Myth 1: ‘All we need is a creative looking workplace’
Making a workplace look creative does help people generate more original ideas, but by itself is not enough to make a workplace innovative. It’s a common mistake to blindly copy the features of the most popular offices like Google’s and Pixar’s themed meeting rooms and spectacular social facilities. An office design that delivers great results for one organisation will not necessarily get the same results for another. This is because what is considered a breakthrough idea and what boosts people’s creative juices vary in each company. So your workplace should reflect the unique attributes of your organisation: its purpose, values, culture and brand. It should support your people’s way of working and resonate with their identity. Once you have thought through these fundamentals, then it’s time to think about how to create a workspace that will draw out those ideas that could transform your business.
Myth 2: ‘We have an innovation room, people can go there and innovate’
Creativity, which leads to innovation, is not just one thing.
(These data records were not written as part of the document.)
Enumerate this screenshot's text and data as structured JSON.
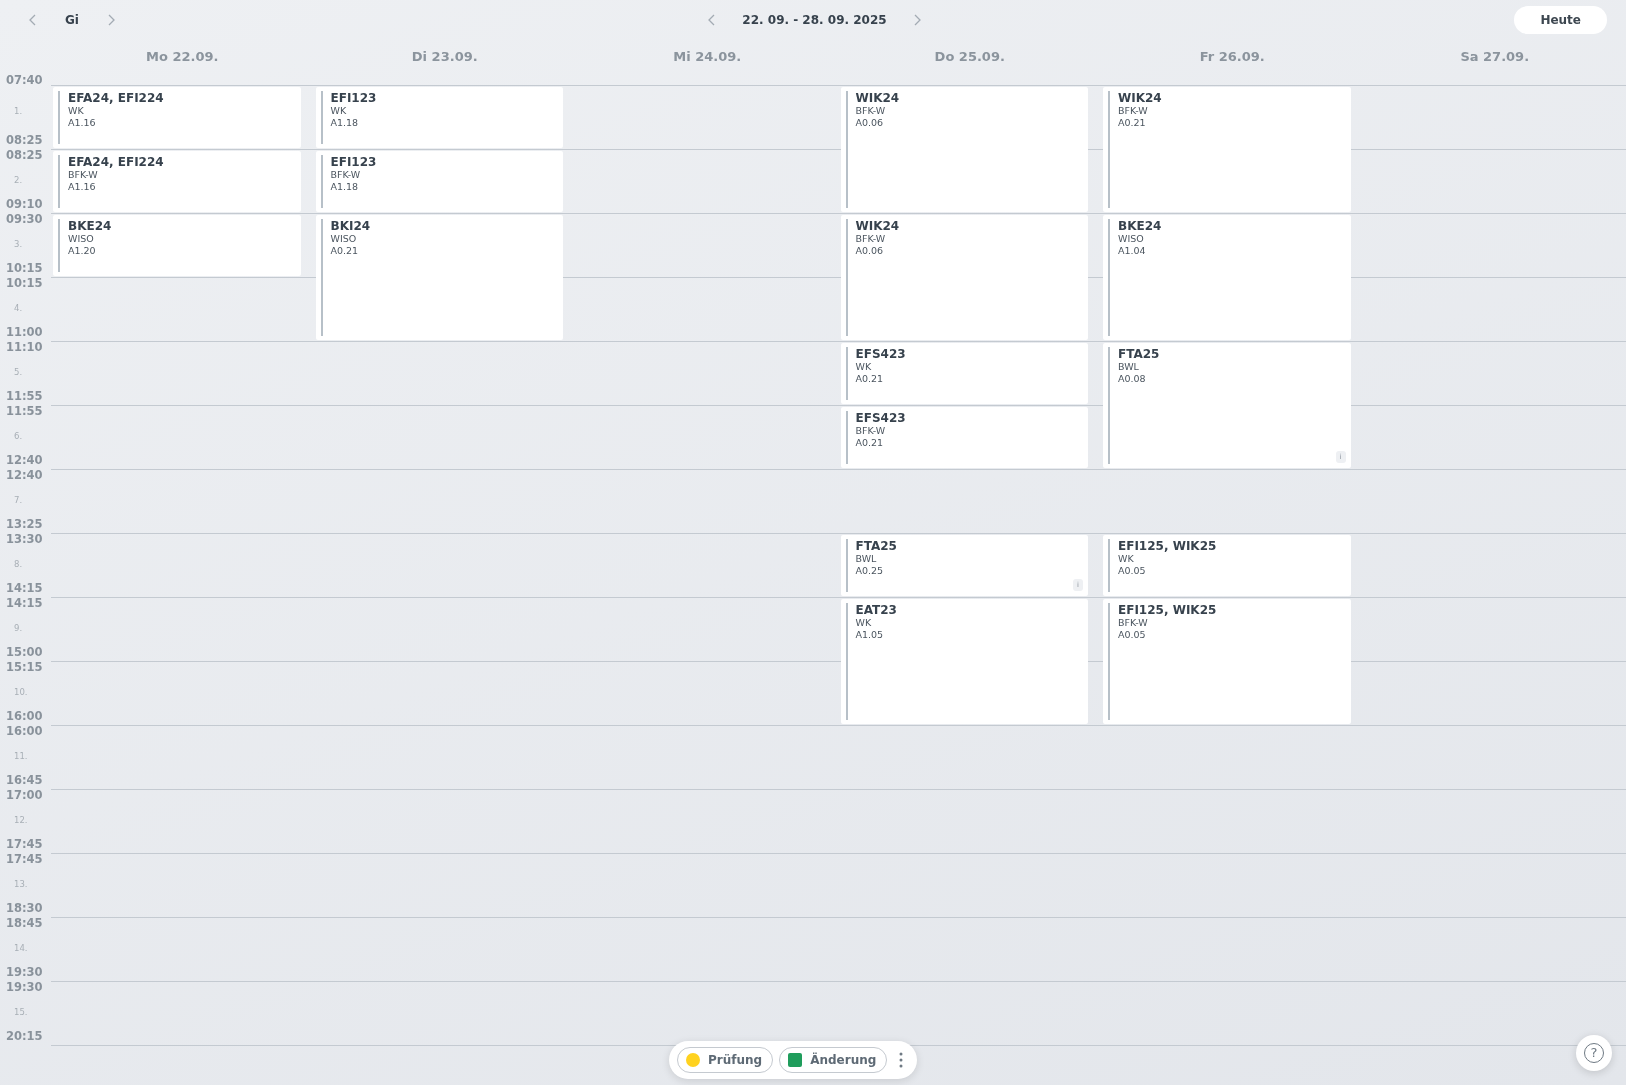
{
  "toolbar": {
    "class_label": "Gi",
    "week_range": "22. 09. - 28. 09. 2025",
    "today_button": "Heute"
  },
  "days": [
    {
      "label": "Mo 22.09.",
      "slots": [
        {
          "kind": "single",
          "title": "EFA24, EFI224",
          "subject": "WK",
          "room": "A1.16"
        },
        {
          "kind": "single",
          "title": "EFA24, EFI224",
          "subject": "BFK-W",
          "room": "A1.16"
        },
        {
          "kind": "single",
          "title": "BKE24",
          "subject": "WISO",
          "room": "A1.20"
        }
      ]
    },
    {
      "label": "Di 23.09.",
      "slots": [
        {
          "kind": "single",
          "title": "EFI123",
          "subject": "WK",
          "room": "A1.18"
        },
        {
          "kind": "single",
          "title": "EFI123",
          "subject": "BFK-W",
          "room": "A1.18"
        },
        {
          "kind": "double",
          "title": "BKI24",
          "subject": "WISO",
          "room": "A0.21"
        }
      ]
    },
    {
      "label": "Mi 24.09."
    },
    {
      "label": "Do 25.09.",
      "slots": [
        {
          "kind": "double",
          "title": "WIK24",
          "subject": "BFK-W",
          "room": "A0.06"
        },
        {
          "kind": "double",
          "title": "WIK24",
          "subject": "BFK-W",
          "room": "A0.06"
        },
        {
          "kind": "single",
          "title": "EFS423",
          "subject": "WK",
          "room": "A0.21"
        },
        {
          "kind": "single",
          "title": "EFS423",
          "subject": "BFK-W",
          "room": "A0.21"
        },
        {
          "kind": "free"
        },
        {
          "kind": "single",
          "title": "FTA25",
          "subject": "BWL",
          "room": "A0.25",
          "badge": "i"
        },
        {
          "kind": "double",
          "title": "EAT23",
          "subject": "WK",
          "room": "A1.05"
        }
      ]
    },
    {
      "label": "Fr 26.09.",
      "slots": [
        {
          "kind": "double",
          "title": "WIK24",
          "subject": "BFK-W",
          "room": "A0.21"
        },
        {
          "kind": "double",
          "title": "BKE24",
          "subject": "WISO",
          "room": "A1.04"
        },
        {
          "kind": "double",
          "title": "FTA25",
          "subject": "BWL",
          "room": "A0.08",
          "badge": "i"
        },
        {
          "kind": "free"
        },
        {
          "kind": "single",
          "title": "EFI125, WIK25",
          "subject": "WK",
          "room": "A0.05"
        },
        {
          "kind": "double",
          "title": "EFI125, WIK25",
          "subject": "BFK-W",
          "room": "A0.05"
        }
      ]
    },
    {
      "label": "Sa 27.09."
    }
  ],
  "periods": [
    {
      "number": "1.",
      "start": "07:40",
      "end": "08:25"
    },
    {
      "number": "2.",
      "start": "08:25",
      "end": "09:10"
    },
    {
      "number": "3.",
      "start": "09:30",
      "end": "10:15"
    },
    {
      "number": "4.",
      "start": "10:15",
      "end": "11:00"
    },
    {
      "number": "5.",
      "start": "11:10",
      "end": "11:55"
    },
    {
      "number": "6.",
      "start": "11:55",
      "end": "12:40"
    },
    {
      "number": "7.",
      "start": "12:40",
      "end": "13:25"
    },
    {
      "number": "8.",
      "start": "13:30",
      "end": "14:15"
    },
    {
      "number": "9.",
      "start": "14:15",
      "end": "15:00"
    },
    {
      "number": "10.",
      "start": "15:15",
      "end": "16:00"
    },
    {
      "number": "11.",
      "start": "16:00",
      "end": "16:45"
    },
    {
      "number": "12.",
      "start": "17:00",
      "end": "17:45"
    },
    {
      "number": "13.",
      "start": "17:45",
      "end": "18:30"
    },
    {
      "number": "14.",
      "start": "18:45",
      "end": "19:30"
    },
    {
      "number": "15.",
      "start": "19:30",
      "end": "20:15"
    }
  ],
  "legend": [
    {
      "label": "Prüfung",
      "kind": "circle",
      "color": "#ffd21f"
    },
    {
      "label": "Änderung",
      "kind": "square",
      "color": "#1f9d5c"
    }
  ],
  "help_button": "?"
}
Business innovation strategies vary, but they all grow out of diversity: the combination of different activities, ways of thinking, skills and personalities. So the work environment needs to be diverse. It needs to accommodate teamwork as well as individual focused work. (In fact, without people being able to focus, collaboration becomes fruitless.) It needs to encourage dynamic conversations as well as contemplation, boundless exploration as well as critical thinking. Different interior features (such as colours, lighting, furniture, technology, level of privacy, room size, sound levels) support different types of activities and ways of thinking, and these should be carefully selected to enhance each part of the creative process.
Myth 3: ‘Creative ideas only come from the head’
Wrong. We need to use our bodies more! Good posture, physical movement and exercise are key to optimal brain function. Furthermore, when we engage our whole bodies in a work activity, we think differently and connect with our work better than just sitting and thinking about a problem. Unfortunately, knowledge workers spend almost all their working hours sitting, whether on an office chair, on a couch in the break room, or on a stool at the dining table. Allocating a seat to pretty much every work activity is still the default in workplace design (which, by the way, is not a very creative approach). Standing desks and treadmill desks are becoming increasingly common, but the change is slow, and there is more you can do. To maximise your people’s talent, provide space for physically engaging activities like writing and drawing freehand, using whiteboards, or crafting models and prototypes.
Myth 4: ‘We’ve created a creative office, we’ve now done it’
When we walk into a spectacular, picture perfect office we may be really impressed at first, but the initial high will inevitably wear off after a while. Furthermore, spaces that look polished and final hinder creativity. People not only feel that they cannot create a mess (which is part of the creative process), but it also gives them the sense that it is not acceptable to have their ideas unfinished. In such spaces people tend to lock in ideas too early and come up with ‘safe’ solutions. In contrast, in spaces that are somewhat scruffy, and where things are non-precious and easy to move around, people are more willing to take risks and experiment with untested ideas. A creative environment is never finished. You need keep things in motion, make regular changes to keep it current and fresh.
Innovation starts with putting together some puzzle pieces in a way they haven’t been done before. When it comes to creating the right environment for that, you have many pieces to play with: the physical space, the unique attributes of your organisation and your teams, your people’s bodies and minds, and the way things change over time. And these should all form one big impressive picture.